Picture: Justine Villegas, New Zealand.
For New Zealand’s Justine Villegas, 2021 is brimming with optimism as she looks to put the woes of 2020 behind her.
Villegas launched on to the badminton scene as an under-17 player, which is typically ‘late’ for a player who qualifies for the TOTAL BWF Sudirman Cup a few years later. But it was the same determination that saw her fend of the late-starting sceptics that drove her through a painful double lockdown period in 2020 to come out stronger on the other side.
“I was very motivated for the first few weeks of lockdown. I saw it as an opportunity to fix some small injuries and improve my overall fitness without being fatigued from on-court training. I had the mindset — If I come out super fit from this lockdown, [coach] Rikke’s multifeeds are going to be so much easier”
Lacking access to weights or a gym forced Villegas to get creative, relying on resistance bands, running, body-weight exercises and inspiration from social media to create more interesting exercises, including a 1000 rep challenge that she organised with fellow New Zealand and Australia national squad players.
“I also took the time to learn a few new skills during lockdown, like learning how to trade in the ForEx market and some phrases in Mandarin”
But most importantly, the opportunity to catch up on rest and bonding with family members was an over-riding factor for Justine – a sentiment echoed by other players too.
After the first lockdown was lifted in New Zealand, Villegas joined the New Zealand squad to make an emphatic return to the court. However, the situation suddenly became worse as she ruptured her Anterior Cruciate Ligament (ACL) – every player’s worst nightmare. The injury took a toll on her mental and physical health, forcing Villegas to adapt once again and find ways to keep her ambitions on track.
“With international travel and tournaments being halted. In terms of timing, I guess this is the best time to get injured – if that’s a thing? All my goals are currently focused on rehab, I want to make sure that I’m working closely with the professionals to come out of this injury stronger than before.”
“I have worked on my mindset for a while so it’s not often that I feel discouraged about things. It’s more like a detour to get to the bigger goal. I’ve also been very lucky to be surrounded with such inspiring people and they continue to motivate me to be the best version of myself”
“I saw lockdown as an opportunity to pay more attention to yourself. People should definitely make the most of it because I don’t know if we will ever be forced to slow things down again.”
“I strongly believe that mental health is equally as important as your physical health. If not, more. With me starting late, joining the badminton scene for the first time in U17s, I knew I had to work hard to catch up to the level everyone was at. I believe what helped me improve the most was that I wasn’t afraid to ask for help and was willing to do what others weren’t. “
“There will always be people who don’t believe you deserve to be where you’re at. I’m still nowhere near the level I want to be at but my competition is myself and what others think is irrelevant (unless it’s constructive criticism). Often times I meet people who are paralysed from pursuing what they are passionate to do because of what others might perceive of them. “
“We live in such a world where the majority of things we see are people’s highlight reels, so people are afraid to do things if it makes them look like they’re failing. People should take the time to learn about themselves, love who they are and who they will grow to be with the obstacles they encounter. They should do things for themselves and not for others. It is so important for people to understand that we are all on our own journey and it is not going to look like the life we see on social media. It is very liberating to achieve something that was 100% decided by you.

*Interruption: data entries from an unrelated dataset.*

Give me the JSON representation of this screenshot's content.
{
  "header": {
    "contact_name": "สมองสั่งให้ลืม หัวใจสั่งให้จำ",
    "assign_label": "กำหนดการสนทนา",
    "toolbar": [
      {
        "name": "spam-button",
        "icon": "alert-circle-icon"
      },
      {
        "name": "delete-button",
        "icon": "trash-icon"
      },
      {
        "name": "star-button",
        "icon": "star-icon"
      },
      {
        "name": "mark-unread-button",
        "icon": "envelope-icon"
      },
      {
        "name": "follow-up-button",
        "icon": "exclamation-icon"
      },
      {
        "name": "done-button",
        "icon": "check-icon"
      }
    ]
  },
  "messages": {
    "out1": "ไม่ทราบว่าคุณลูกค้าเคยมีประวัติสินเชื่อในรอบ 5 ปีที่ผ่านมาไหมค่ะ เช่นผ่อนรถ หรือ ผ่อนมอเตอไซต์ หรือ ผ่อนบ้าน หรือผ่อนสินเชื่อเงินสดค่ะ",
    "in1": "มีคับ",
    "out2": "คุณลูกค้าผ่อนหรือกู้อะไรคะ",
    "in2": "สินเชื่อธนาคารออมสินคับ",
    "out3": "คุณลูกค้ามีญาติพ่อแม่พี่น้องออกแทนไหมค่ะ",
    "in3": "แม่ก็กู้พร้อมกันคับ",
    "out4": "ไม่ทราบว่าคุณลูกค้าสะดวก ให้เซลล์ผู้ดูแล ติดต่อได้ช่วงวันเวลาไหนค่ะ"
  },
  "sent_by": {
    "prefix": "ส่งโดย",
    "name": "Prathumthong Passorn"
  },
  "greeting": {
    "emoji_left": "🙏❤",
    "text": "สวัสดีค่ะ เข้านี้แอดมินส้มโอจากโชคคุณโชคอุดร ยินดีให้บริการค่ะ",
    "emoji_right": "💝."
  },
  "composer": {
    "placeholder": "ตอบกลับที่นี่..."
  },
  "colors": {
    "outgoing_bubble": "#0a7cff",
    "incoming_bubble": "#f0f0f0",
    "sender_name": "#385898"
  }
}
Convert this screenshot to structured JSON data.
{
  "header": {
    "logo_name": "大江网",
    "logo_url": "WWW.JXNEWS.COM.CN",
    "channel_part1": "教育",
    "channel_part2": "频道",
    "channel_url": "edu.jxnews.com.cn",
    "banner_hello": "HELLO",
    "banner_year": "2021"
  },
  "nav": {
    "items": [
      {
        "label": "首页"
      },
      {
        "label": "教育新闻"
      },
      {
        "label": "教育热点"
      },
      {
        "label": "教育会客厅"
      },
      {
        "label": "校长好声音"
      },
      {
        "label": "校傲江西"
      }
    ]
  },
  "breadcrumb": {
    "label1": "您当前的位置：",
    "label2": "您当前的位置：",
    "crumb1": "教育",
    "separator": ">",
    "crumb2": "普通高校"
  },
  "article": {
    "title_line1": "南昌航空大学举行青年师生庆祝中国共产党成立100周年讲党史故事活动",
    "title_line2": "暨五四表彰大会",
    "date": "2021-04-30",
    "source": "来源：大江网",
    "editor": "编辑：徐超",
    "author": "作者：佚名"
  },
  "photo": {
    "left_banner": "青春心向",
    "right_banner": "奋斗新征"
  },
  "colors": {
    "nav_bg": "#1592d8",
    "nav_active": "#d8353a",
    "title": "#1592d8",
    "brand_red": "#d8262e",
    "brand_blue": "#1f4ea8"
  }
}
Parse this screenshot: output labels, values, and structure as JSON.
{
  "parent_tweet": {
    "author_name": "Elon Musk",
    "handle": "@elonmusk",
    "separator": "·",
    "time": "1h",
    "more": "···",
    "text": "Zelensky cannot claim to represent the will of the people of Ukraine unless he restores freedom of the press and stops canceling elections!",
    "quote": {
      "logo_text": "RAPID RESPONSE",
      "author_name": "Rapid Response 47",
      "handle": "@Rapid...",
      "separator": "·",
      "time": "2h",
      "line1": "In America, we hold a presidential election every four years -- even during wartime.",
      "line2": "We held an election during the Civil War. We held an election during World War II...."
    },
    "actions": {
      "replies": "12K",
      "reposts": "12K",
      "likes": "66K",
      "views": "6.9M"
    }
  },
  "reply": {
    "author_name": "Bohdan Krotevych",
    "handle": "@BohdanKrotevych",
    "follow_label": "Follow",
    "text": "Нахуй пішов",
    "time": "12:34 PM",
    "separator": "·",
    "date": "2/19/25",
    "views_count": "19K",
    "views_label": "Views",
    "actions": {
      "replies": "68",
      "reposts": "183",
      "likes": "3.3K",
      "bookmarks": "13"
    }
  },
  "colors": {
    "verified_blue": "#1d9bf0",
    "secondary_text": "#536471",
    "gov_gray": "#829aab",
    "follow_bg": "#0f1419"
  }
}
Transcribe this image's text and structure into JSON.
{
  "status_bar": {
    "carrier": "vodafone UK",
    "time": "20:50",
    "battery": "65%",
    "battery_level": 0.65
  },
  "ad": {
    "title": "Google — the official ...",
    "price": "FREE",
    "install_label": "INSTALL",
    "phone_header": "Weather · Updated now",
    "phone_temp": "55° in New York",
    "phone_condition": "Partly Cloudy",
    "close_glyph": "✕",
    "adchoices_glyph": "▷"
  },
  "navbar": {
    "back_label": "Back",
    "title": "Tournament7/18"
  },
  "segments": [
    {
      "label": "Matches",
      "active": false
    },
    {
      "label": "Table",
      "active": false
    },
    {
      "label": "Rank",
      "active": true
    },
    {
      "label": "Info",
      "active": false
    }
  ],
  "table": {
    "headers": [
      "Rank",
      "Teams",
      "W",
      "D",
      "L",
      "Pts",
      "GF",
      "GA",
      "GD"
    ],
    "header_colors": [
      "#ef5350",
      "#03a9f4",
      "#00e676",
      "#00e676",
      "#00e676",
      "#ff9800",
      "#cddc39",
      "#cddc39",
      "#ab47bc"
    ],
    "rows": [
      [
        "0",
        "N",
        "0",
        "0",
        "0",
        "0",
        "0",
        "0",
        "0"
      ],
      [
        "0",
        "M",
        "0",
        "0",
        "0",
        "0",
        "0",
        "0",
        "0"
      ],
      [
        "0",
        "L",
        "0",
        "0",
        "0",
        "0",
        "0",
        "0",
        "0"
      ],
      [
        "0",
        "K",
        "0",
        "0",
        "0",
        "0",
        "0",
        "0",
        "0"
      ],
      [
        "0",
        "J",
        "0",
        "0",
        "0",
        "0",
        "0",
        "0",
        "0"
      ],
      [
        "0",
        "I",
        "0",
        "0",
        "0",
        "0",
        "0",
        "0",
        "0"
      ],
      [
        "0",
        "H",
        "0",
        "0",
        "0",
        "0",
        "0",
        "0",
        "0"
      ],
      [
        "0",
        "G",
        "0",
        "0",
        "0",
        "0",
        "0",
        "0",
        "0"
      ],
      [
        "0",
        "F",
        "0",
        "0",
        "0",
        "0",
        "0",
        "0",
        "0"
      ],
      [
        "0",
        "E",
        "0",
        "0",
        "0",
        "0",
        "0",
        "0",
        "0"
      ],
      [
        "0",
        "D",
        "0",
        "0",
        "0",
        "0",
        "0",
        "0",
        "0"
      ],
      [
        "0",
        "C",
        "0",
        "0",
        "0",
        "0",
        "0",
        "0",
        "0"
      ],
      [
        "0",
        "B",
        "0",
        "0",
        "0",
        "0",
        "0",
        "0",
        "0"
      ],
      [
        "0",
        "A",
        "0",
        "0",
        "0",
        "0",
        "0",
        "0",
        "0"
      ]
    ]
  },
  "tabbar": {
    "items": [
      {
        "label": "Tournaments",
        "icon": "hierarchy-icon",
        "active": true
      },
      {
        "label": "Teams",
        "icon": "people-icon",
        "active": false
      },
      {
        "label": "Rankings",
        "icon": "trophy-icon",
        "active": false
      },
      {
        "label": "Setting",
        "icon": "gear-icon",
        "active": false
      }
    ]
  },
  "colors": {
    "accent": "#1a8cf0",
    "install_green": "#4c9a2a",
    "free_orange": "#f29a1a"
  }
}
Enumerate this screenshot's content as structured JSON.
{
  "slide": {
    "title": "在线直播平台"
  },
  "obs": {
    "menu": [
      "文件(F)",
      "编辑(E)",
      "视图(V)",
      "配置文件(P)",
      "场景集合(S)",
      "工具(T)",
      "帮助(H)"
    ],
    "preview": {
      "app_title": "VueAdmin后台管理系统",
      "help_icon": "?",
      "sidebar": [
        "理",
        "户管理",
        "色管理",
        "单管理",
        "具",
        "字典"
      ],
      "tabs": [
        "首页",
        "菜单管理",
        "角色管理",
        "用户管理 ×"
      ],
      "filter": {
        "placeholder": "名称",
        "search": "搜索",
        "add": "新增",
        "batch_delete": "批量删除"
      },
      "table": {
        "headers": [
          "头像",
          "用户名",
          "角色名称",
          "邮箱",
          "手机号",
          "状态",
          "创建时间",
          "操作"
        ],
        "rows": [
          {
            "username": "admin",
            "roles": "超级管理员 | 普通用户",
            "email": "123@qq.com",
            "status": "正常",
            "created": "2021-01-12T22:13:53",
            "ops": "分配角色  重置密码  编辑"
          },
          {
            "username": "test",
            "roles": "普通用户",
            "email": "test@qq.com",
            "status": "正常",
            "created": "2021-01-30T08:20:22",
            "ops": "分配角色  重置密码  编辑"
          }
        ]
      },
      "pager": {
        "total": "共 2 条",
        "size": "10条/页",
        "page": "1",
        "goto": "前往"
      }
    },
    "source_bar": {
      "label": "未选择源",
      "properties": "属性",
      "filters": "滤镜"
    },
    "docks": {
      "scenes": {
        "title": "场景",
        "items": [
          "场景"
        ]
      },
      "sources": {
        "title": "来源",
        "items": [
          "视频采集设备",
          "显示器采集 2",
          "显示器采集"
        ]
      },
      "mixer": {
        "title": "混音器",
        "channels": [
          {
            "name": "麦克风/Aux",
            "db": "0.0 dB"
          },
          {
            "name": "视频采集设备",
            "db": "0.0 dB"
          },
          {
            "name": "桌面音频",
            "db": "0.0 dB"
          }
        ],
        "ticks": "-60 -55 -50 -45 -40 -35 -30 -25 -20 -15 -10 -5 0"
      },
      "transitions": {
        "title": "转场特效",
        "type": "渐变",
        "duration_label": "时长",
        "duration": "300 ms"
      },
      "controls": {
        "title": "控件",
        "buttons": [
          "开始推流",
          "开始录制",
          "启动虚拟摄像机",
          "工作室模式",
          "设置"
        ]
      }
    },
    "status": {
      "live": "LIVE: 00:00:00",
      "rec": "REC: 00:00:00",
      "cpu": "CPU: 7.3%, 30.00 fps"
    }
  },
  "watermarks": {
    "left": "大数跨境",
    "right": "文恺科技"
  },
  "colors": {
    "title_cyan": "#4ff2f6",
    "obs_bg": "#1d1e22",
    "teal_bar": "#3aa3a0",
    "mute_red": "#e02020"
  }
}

“The new norm of 2021 for Justine is regularly reviewing her small and smart goals which enable her to track progress
“With 2021 being so uncertain the best thing I could do to keep things less daunting was to set small goals. My routine was non-existent during lockdown which made it very difficult to stick to training schedules. Usually my training schedule is very dependent to the National training times and work times. “
“During lockdown that was obviously wiped out, so one of the small goals I made was to set up a timetable for the week and have an accountability buddy. It made things easier to stick to the plan instead of “trusting” myself that I’ll do it sometime in the day.”
While Justine continues to overcome injury, her fellow compatriots are competing in the New Zealand Badminton League – a domestic mixed team competition which offers $20,000 in prize money – which Villegas looks forward to competing in the near future.